Coordination entre acteurs privés et publics
Des investisseurs algériens et étrangers y participent activement, bénéficiant de toutes les aides du gouvernement. Sonatrach, Cevital, Madar et des partenaires italiens ou qataris illustrent cette dynamique. La coordination entre acteurs privés et publics est renforcée afin de créer des chaînes de valeur efficaces, allant de la production jusqu’à la transformation et la commercialisation. Dans ce sillage, le ministre de l’Agriculture, Yacine El Mahdi Oualid, s’engage à moderniser toutes les politiques agricoles. Certaines sont jugées dépassées et doivent céder la place à des pratiques numériques et statistiques fiables.
L’objectif est de piloter le secteur avec précision et réactivité, en exploitant pleinement les systèmes d’information géographique, les bases de données agricoles et les plateformes d’aide à la décision. Pour 2026, le programme du ministère se traduit par des investissements ambitieux. L’autorisation d’engagement globale atteint 764,264 milliards de dinars. Le programme principal d’agriculture et de développement rural capte 90,25% des fonds, suivi par les forêts à 6%, la pêche et l’aquaculture à 0,75% et l’administration générale à 3%. Le financement est destiné à moderniser les exploitations, développer les infrastructures et soutenir la recherche scientifique appliquée.
Raccordement des mégaprojets du Grand sud au réseau électrique
Le soutien au développement agricole mobilise 92,091 milliards de dinars. Il couvre la santé animale et végétale, l’organisation de la production et l’aide aux éleveurs et petits exploitants. Une enveloppe de 23,298 milliards de dinars réglera les créances de Sonelgaz liées au raccordement électrique des exploitations.
Parallèlement, des programmes de formation et de sensibilisation accompagneront les agriculteurs pour renforcer leur expertise et adopter les nouvelles techniques. 5 silos de stockage de céréales seront réalisés pour une capacité globale de 5 millions de quintaux, avec un investissement de 47,5 milliards de dinars.

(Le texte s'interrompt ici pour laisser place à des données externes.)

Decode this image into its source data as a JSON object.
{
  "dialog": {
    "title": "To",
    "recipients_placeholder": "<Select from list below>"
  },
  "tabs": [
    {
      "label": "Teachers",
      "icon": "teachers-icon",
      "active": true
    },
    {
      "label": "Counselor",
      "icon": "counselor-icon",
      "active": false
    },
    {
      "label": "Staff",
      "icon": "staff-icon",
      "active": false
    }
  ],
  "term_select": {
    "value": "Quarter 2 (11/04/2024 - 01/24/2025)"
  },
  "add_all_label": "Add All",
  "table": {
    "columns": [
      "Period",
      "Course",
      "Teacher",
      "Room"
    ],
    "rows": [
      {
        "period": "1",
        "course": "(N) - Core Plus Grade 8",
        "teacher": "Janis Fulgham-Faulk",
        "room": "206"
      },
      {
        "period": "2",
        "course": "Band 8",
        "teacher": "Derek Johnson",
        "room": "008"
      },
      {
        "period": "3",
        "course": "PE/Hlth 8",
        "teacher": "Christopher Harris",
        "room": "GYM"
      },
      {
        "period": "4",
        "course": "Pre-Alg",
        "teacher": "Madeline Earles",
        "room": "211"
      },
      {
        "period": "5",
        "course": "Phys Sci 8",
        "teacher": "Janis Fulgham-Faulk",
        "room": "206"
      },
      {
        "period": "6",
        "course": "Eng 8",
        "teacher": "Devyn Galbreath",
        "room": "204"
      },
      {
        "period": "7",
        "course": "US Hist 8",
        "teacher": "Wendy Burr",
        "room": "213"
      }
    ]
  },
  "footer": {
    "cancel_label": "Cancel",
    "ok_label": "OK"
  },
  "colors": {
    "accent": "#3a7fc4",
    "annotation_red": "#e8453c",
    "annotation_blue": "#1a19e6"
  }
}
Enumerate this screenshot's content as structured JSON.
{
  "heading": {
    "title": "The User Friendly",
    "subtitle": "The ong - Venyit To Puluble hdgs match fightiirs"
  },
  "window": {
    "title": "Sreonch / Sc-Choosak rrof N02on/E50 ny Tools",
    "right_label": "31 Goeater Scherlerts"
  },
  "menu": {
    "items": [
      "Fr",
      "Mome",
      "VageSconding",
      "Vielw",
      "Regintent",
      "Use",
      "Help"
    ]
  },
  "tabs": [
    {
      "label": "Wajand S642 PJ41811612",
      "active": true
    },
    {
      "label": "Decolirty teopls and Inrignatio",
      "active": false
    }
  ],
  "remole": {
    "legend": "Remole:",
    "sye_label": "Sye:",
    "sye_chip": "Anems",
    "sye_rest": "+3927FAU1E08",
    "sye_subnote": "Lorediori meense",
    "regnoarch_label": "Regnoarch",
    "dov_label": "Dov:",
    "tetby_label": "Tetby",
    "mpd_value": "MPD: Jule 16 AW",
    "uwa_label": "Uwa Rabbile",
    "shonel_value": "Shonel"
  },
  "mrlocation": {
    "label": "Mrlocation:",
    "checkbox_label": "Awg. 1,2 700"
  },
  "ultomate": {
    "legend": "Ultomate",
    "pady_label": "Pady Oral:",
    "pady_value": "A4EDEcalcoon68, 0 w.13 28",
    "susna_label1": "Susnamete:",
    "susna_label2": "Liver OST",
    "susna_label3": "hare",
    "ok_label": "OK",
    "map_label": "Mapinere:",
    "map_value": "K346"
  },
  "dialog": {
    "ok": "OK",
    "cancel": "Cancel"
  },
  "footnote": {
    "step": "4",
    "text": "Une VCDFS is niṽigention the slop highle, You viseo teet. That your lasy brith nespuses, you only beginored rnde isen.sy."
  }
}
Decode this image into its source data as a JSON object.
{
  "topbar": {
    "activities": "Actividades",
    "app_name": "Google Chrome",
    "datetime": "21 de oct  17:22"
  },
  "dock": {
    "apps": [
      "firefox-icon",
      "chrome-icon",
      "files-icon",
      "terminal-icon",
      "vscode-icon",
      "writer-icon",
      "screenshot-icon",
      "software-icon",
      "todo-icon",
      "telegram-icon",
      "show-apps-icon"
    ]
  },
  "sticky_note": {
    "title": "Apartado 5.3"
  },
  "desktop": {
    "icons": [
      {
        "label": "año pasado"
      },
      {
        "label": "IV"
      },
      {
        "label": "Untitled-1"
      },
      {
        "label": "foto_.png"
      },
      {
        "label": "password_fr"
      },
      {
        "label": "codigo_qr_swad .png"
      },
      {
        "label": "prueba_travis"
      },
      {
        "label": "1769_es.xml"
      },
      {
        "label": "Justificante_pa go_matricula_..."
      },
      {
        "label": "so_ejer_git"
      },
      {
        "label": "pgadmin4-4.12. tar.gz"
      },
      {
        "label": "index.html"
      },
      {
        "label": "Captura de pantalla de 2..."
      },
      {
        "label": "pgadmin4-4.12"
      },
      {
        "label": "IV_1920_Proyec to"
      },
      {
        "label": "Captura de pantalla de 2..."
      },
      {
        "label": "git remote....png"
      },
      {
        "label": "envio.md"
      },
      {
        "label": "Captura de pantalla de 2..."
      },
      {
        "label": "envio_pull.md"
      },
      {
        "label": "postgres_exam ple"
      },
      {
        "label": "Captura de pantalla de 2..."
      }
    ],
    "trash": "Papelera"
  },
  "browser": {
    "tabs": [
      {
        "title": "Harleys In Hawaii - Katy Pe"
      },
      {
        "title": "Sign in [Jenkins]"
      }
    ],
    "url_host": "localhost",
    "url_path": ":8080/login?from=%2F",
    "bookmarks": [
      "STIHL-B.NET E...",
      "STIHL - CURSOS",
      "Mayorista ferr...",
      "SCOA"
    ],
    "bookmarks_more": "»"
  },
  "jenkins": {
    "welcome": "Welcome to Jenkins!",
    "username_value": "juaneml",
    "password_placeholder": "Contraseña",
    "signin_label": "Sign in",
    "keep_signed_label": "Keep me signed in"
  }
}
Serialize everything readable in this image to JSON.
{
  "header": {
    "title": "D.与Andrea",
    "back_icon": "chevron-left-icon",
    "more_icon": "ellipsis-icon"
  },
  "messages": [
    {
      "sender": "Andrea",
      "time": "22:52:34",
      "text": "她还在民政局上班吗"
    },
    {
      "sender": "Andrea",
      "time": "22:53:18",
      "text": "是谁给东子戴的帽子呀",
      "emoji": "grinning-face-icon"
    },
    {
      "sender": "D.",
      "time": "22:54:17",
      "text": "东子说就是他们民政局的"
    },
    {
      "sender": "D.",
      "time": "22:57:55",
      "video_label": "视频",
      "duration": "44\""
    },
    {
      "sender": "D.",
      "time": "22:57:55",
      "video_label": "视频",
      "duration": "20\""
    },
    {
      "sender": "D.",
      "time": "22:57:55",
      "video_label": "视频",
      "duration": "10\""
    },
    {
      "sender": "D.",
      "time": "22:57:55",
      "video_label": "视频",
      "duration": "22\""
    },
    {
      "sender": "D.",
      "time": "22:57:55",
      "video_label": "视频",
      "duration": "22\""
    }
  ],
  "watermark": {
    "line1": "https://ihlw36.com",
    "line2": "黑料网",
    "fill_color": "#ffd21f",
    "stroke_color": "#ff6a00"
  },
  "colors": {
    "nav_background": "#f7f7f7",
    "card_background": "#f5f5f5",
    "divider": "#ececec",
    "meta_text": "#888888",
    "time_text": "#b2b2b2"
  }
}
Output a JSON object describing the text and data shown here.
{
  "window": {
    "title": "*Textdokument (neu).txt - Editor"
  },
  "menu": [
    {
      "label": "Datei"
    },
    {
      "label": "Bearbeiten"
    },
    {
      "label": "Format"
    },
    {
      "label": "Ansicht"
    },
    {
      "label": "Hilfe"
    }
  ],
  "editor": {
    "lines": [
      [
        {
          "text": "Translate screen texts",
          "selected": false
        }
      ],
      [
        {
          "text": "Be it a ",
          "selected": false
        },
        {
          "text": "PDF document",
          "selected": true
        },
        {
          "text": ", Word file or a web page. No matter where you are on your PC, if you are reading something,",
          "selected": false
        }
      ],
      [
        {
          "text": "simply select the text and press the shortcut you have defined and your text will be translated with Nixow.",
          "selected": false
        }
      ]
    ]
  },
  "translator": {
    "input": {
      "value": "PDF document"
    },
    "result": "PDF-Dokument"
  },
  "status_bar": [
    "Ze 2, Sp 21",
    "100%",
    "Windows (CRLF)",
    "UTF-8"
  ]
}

10 centres de stockage de poudre de lait seront équipés pour l’ONIL, mobilisant 12 milliards de dinars. Les projets en cours, comme 30 silos et 350 centres de stockage intermédiaire, seront régularisés dans 52 wilayas, garantissant ainsi une logistique effi¬cace pour le stockage et la distribution. Le raccordement des mégaprojets du Grand Sud au réseau électrique et gazier, tels Baladna, BF et Cevital, est prévu pour 2026 avec 40 milliards DA en autorisation d’engagement. Les périmètres agricoles stratégiques de 14 wilayas bénéficieront de 23 milliards DA pour le raccordement et 10 milliards pour l’ouverture de pistes agricoles, favorisant ainsi l’accès aux zones reculées et l’expansion des cultures dans des terres jusque-là inexploitées.
Il est clair que la physionomie de l’agriculture algérienne change. La mise en œuvre des mesures et la réception des projets transformeront le secteur. Les agriculteurs adhèrent pleinement à cette nouvelle trajectoire. Leur demande reste de recevoir la formation nécessaire, d’être accompagnés dans l’adoption des innovations et d’être consultés dans la prise de décision.
Avec cette feuille de route, l’Algérie se dirige résolument vers l’agriculture de demain, moderne, scientifique et pleinement intégrée dans l’ère de la numérisation. L’agriculture de demain se construit aujourd’hui, avec la modernité, la productivité, l’innovation et la durabilité comme piliers centraux. La transformation du secteur représente une opportunité de renforcer l’économie nationale, d’assurer la sécurité alimentaire et de «créer des perspectives nouvelles pour les jeunes agriculteurs et les générations futures».